KENNEDY, JAMES EDWARD
Name: James Edward Kennedy
Rank/Branch: SP4/US Army
Unit: 57th Aviation Company, 52nd Aviation Battalion, 17th Aviation Group
Date of Birth: 02 January 1950 (Woodbury NJ)
Home City of Record: Pine Hill NJ
Date of Loss: 22 December 1969
Country of Loss: Laos (some records say Cambodia)
Loss Coordinates: 152029N 1072941E (YA678975)
Status (in 1973): Missing In Action
Category: 2
Acft/Vehicle/Ground: UH1C
Refno: 1539
Source: Compiled from one or more of the following: raw data from U.S.
Government agency sources, correspondence with POW/MIA families,
published sources, interviews. Updated by the P.O.W. NETWORK in 1998.
Others In Incident: Donald D. Burris (missing); Timothy A. Purser, John H.
Hunsicker (rescued)
REMARKS:
SYNOPSIS: On December 22, 1969 SP4 James E. Kennedy, door gunner; WO Donald
D. Burris Jr., pilot; WO John H. Hunsicker, aircraft commander; and SP5
Timothy A. Purser, crew chief; were the crew of a UH1C helicopter (serial
#66-00587) on a combat support mission when it developed mechanical problems
and crashed landed.
Official records differ as to the location of the crash. U.S. Army casualty
and Joint Casualty Resolution Center records indicate that the crash was in
Cambodia, yet Defense Department, State Department and other records
indicate that the crash occurred near the border of Attopeu and Saravane
Provinces in Laos, some 30-35 miles north of the closest point in Cambodia.

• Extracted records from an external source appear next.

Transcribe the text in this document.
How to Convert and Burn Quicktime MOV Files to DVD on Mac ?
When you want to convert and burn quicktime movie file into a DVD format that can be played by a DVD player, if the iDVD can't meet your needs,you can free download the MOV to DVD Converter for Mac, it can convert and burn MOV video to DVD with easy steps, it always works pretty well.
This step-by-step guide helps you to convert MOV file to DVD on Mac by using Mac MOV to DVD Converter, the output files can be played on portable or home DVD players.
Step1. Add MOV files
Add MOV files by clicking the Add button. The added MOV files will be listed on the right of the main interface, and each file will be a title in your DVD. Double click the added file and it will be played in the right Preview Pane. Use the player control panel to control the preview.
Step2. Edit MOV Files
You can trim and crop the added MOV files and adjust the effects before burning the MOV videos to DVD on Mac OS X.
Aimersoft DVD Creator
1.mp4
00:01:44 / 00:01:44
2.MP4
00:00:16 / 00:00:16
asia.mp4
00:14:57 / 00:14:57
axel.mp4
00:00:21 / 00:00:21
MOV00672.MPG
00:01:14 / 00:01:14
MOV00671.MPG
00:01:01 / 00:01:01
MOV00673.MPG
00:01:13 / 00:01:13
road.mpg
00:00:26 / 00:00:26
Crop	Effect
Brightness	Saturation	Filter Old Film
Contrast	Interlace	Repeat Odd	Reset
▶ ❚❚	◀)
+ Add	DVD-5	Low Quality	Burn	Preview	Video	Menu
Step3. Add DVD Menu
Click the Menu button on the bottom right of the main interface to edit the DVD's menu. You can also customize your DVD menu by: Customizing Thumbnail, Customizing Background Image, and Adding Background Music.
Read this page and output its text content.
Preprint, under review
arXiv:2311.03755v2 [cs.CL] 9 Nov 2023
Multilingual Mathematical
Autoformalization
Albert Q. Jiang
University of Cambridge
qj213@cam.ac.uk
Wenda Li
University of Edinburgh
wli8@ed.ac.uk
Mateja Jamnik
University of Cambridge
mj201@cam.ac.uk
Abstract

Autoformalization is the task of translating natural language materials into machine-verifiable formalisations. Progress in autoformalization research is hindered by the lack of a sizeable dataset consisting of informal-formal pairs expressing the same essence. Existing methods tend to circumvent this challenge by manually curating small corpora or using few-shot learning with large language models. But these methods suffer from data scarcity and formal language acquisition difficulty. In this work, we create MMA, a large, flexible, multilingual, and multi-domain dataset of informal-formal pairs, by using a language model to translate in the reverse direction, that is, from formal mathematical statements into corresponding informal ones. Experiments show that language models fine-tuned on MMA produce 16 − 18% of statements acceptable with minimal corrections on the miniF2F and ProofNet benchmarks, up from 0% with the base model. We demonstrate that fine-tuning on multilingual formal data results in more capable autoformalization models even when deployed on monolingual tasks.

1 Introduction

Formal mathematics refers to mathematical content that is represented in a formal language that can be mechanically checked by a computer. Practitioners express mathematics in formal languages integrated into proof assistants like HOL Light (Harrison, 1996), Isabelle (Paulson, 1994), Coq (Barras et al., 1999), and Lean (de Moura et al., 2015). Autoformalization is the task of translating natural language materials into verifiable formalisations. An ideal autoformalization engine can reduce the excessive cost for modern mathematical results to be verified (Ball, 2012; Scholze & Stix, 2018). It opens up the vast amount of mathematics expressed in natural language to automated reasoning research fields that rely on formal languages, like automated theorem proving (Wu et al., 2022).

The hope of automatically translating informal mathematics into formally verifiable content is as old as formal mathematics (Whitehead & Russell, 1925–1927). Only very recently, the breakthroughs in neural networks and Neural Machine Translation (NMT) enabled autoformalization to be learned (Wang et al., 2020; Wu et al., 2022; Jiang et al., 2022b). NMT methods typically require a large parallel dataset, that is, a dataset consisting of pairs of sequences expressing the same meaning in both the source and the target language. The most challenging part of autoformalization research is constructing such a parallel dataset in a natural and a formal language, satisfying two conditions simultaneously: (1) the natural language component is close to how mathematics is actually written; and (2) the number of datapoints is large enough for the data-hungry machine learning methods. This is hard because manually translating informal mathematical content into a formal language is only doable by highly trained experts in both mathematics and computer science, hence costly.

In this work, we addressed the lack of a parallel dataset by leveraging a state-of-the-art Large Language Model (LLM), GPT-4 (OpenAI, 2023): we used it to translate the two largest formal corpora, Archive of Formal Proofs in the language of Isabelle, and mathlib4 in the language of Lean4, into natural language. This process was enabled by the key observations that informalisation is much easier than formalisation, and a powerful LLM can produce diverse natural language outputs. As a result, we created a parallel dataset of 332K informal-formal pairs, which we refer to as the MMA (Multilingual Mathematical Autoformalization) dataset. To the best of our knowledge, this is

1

Coordinates 152029N 1972941E are that location. The locality of YA678975 is
undoubtedly Cambodia. It is possible that their combat support mission was
in Cambodia, and the subsequent rescue flight took a circular northwesterly
course around the mountains in northern Cambodia along the Laos border,
circled back east towards Dak To (its destination), and that some records
pinpoint the actual location of loss at the beginning of the flight, while
others record it during flight.
Regardless, when the aircraft landed, Burris, Purser and Hunsicker had
survived the crash, but they could not locate the door gunner, James
Kennedy. WO Hunsicker and WO Burris escaped therough the left cargo door
uninjured. They found the crew chief (Purser), who had also scrambled free
of the wreckage. He had a broken arm. A search of the general area around
the crashed helicopter revealed no trace of SP4 Kennedy, and he was not
trapped in the wreckage. (As door gunner, and at a position on the side of
the main cargo area of the aircraft positioned at an open door, Kennedy may
have decided to bail out of the descending aircraft, or may have fallen, -
although the gunners were generally strapped in to the frame of the
helicopter so this seems unlikely - thus becoming separated from the
others.)
Minutes after the helicopter crashed, a recovery helicopter arrived in the
area and lowered ropes with McGuire rigs attached through the dense jungle
to the downed men. The survivors were not trained in the proper use of this
equipment, and SP5 Purser fell out of his rig a few feet off the ground. WO
Burris and WO Hunsicker remained in their rigs and were lifted out, and the
helicopter started toward Dak To, with the two rescued men still on the
ropes. Five minutes into the flight, Burris lost his grip on the rope and
fell from an altitude of from 2500 to 3000 feet. The rescue helicopter
continued to the nearest landing area.
A search and rescue team was inserted into the crash site area and recovered
Purser, who was injured. The team searched widely for SP4 Kennedy, but found
no trace of him, and concluded their search on December 25. No search was
made for Burris because of the lack of positive information to pinpoint his
loss site and the hostile threat in the area.
Burris and Kennedy are two of nearly 2500 Americans who did not return from
Southeast Asia at the end of American involvement there, including nearly
600 in Laos. The Pathet Lao publicly stated they held many American
prisoners, but not a single American serviceman held in Laos was ever
released. In Cambodia, there were substantially fewer missing than in Laos
or Vietnam. Cambodia has publicly offered to return the bodies of a number
of American servicemen to the U.S. (in fact, MORE bodies than are officially
listed as lost there...), but the U.S. has no diplomatic relations with
Cambodia, and will not acknowledge the offer officially. The U.S. is
unusually silent on the matter of men lost in Laos and Cambodia.
At the end of the war, military officials expressed their shock and anger
that only 591 Americans were released when hundreds more were expected. Word
of Americans still held captive has continually come in. At the end of 1988,
a U.S. Government report stated that the U.S. has conducted "over 250,000"
interviews and analyzed "millions of documents", yet still maintains no
proof exists that Americans are still held.
Meanwhile the Burris and Kennedy families wonder if they will ever know what
happened to their men - if they are alive - or if they are dead.